Improve quality of life by bringing light to rural communities

Rural electrification is one of the solutions to help bring electricity to remote and rural areas

“Thousands of people had kerosene lamps in bottles, with a wick made out of used cloth. And there were children that were getting burned.” Kingfajr/Shutterstock

Can you imagine living every day without the internet? Working through a hot day without air-conditioning, no light to shine at night, or getting to choose between hot and cold water in your shower. Based on data by Our World in Data, 940 million people, a total of 13 percent of the world, do not have access to electricity. Electricity is a key factor in helping to alleviate poverty, grow economies, and improve people’s living standards. Even though there has been development in this area, gains are moving too slow and numbers will still be high by 2030 (650 million).  

Many developing countries around the world, namely Sub-Saharan Africa and Southeast Asia, are born out of necessity. Illac Diaz, founder of the Liter of Light Foundation, directly witnessed the poor quality of life of Filipinos after one of the biggest Typhoons in 2013. Published in the ARES digital White Paper Vol. 1., the article “Liter of Light: Illuminating developing nations one household at a time” mentioned that he saw “thousands of people had kerosene lamps in bottles, with a wick made out of used cloth. And there were children that were getting burned.” Liter of Light found a simple solution that can be replicated at a large scale with many hands – a solar light, built with a screwdriver.  

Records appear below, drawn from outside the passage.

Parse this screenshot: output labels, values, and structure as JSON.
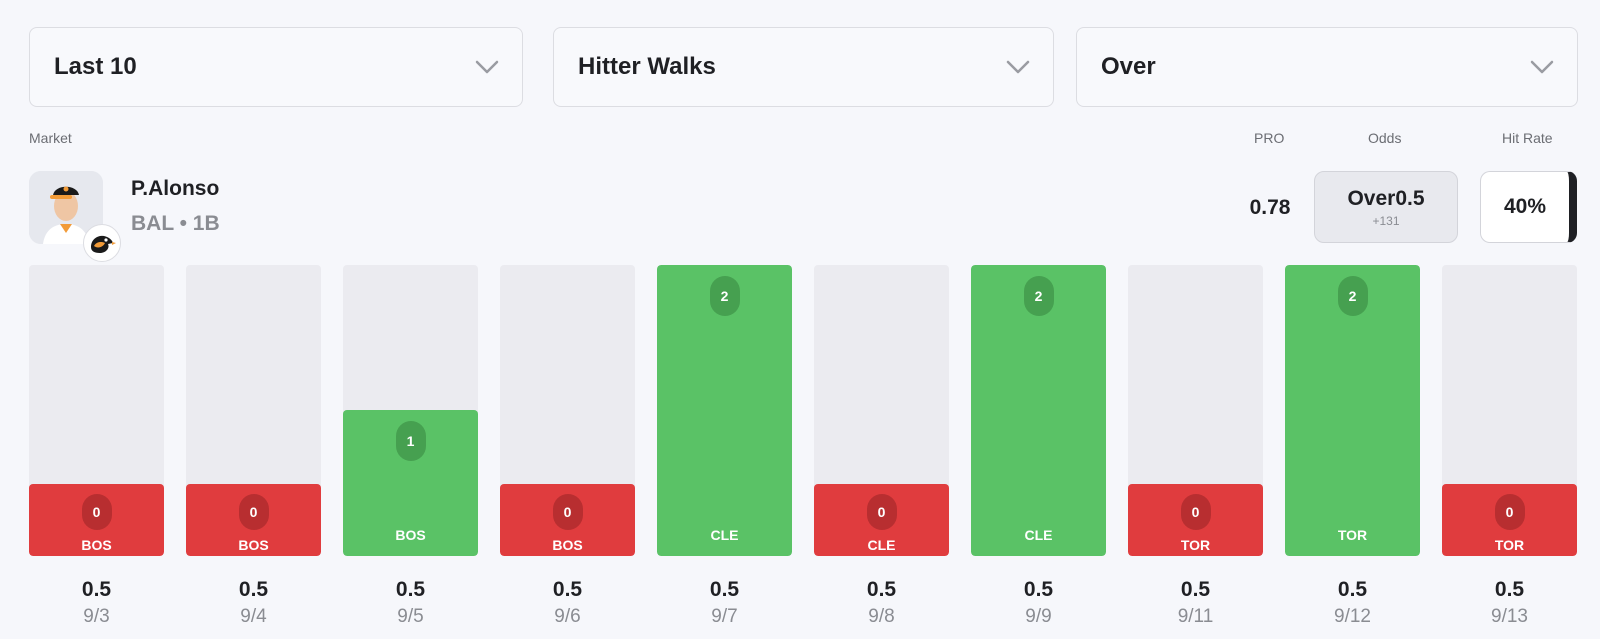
{
  "filters": {
    "range": "Last 10",
    "market": "Hitter Walks",
    "side": "Over"
  },
  "headers": {
    "market": "Market",
    "pro": "PRO",
    "odds": "Odds",
    "hit_rate": "Hit Rate"
  },
  "player": {
    "name": "P.Alonso",
    "meta": "BAL • 1B"
  },
  "pro_value": "0.78",
  "odds": {
    "main": "Over0.5",
    "sub": "+131"
  },
  "hit_rate": "40%",
  "colors": {
    "hit": "#5ac266",
    "miss": "#e03c3e",
    "track": "#ebebf0"
  },
  "games": [
    {
      "value": "0",
      "opponent": "BOS",
      "line": "0.5",
      "date": "9/3",
      "result": "miss"
    },
    {
      "value": "0",
      "opponent": "BOS",
      "line": "0.5",
      "date": "9/4",
      "result": "miss"
    },
    {
      "value": "1",
      "opponent": "BOS",
      "line": "0.5",
      "date": "9/5",
      "result": "hit"
    },
    {
      "value": "0",
      "opponent": "BOS",
      "line": "0.5",
      "date": "9/6",
      "result": "miss"
    },
    {
      "value": "2",
      "opponent": "CLE",
      "line": "0.5",
      "date": "9/7",
      "result": "hit"
    },
    {
      "value": "0",
      "opponent": "CLE",
      "line": "0.5",
      "date": "9/8",
      "result": "miss"
    },
    {
      "value": "2",
      "opponent": "CLE",
      "line": "0.5",
      "date": "9/9",
      "result": "hit"
    },
    {
      "value": "0",
      "opponent": "TOR",
      "line": "0.5",
      "date": "9/11",
      "result": "miss"
    },
    {
      "value": "2",
      "opponent": "TOR",
      "line": "0.5",
      "date": "9/12",
      "result": "hit"
    },
    {
      "value": "0",
      "opponent": "TOR",
      "line": "0.5",
      "date": "9/13",
      "result": "miss"
    }
  ]
}
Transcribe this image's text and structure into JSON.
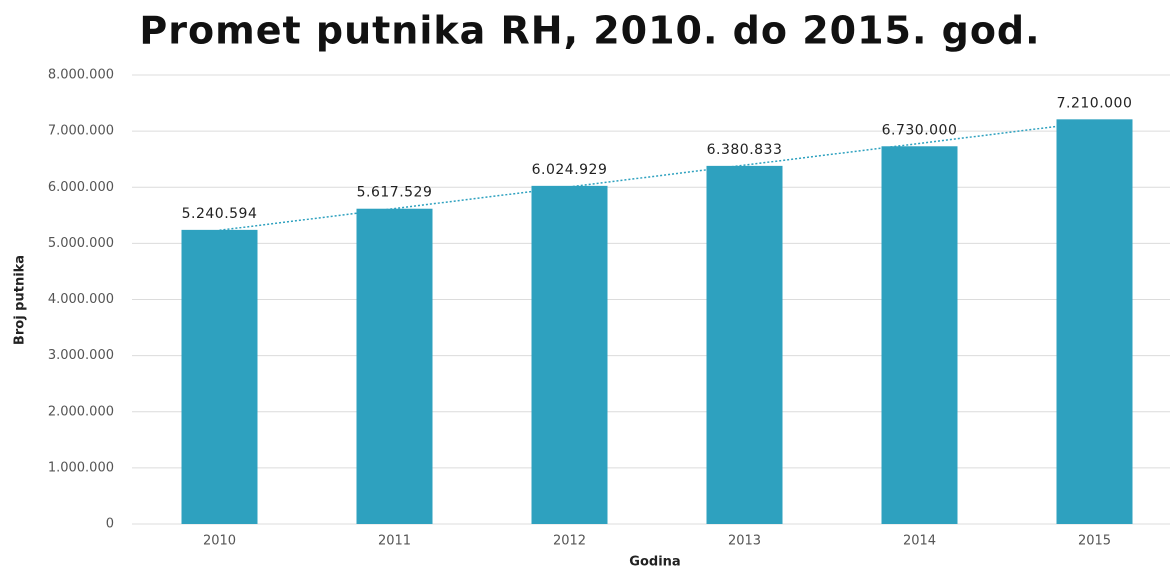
{
  "chart_data": {
    "type": "bar",
    "title": "Promet putnika RH, 2010. do 2015. god.",
    "x_label": "Godina",
    "y_label": "Broj putnika",
    "categories": [
      "2010",
      "2011",
      "2012",
      "2013",
      "2014",
      "2015"
    ],
    "values": [
      5240594,
      5617529,
      6024929,
      6380833,
      6730000,
      7210000
    ],
    "value_labels": [
      "5.240.594",
      "5.617.529",
      "6.024.929",
      "6.380.833",
      "6.730.000",
      "7.210.000"
    ],
    "color": "#2ea1bf",
    "trendline": true,
    "trendline_color": "#2ea1bf",
    "ylim": [
      0,
      8000000
    ],
    "yticks": [
      0,
      {
        "value": 1000000,
        "label": "1.000.000"
      },
      {
        "value": 2000000,
        "label": "2.000.000"
      },
      {
        "value": 3000000,
        "label": "3.000.000"
      },
      {
        "value": 4000000,
        "label": "4.000.000"
      },
      {
        "value": 5000000,
        "label": "5.000.000"
      },
      {
        "value": 6000000,
        "label": "6.000.000"
      },
      {
        "value": 7000000,
        "label": "7.000.000"
      },
      {
        "value": 8000000,
        "label": "8.000.000"
      }
    ],
    "grid": true
  }
}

Further, rural electrification is another solution in bringing electrical power to remote and rural areas. Three ideas were suggested to bring electricity to such areas in developing countries. First, renewable energy like wind turbines, solar panels, biomass, and hydropower can be affordable and sustainable solutions for off-grid communities. These solutions can be tailored locally and have been proven to improve air quality and reduce fire risk from candles and oil lamps. Second, innovative financing is key in helping these complex operating ecosystems use existing capital effectively and generation more funds. For instance, PEG Africa provides solar panels on credit, enabling customers to gradually pay in small amounts with each payment going towards ownership. Last, there is no ‘one size fits all’ solution. The ecosystem needs to be understood holistically, while solutions need to be locally tailored to create better long-term benefits.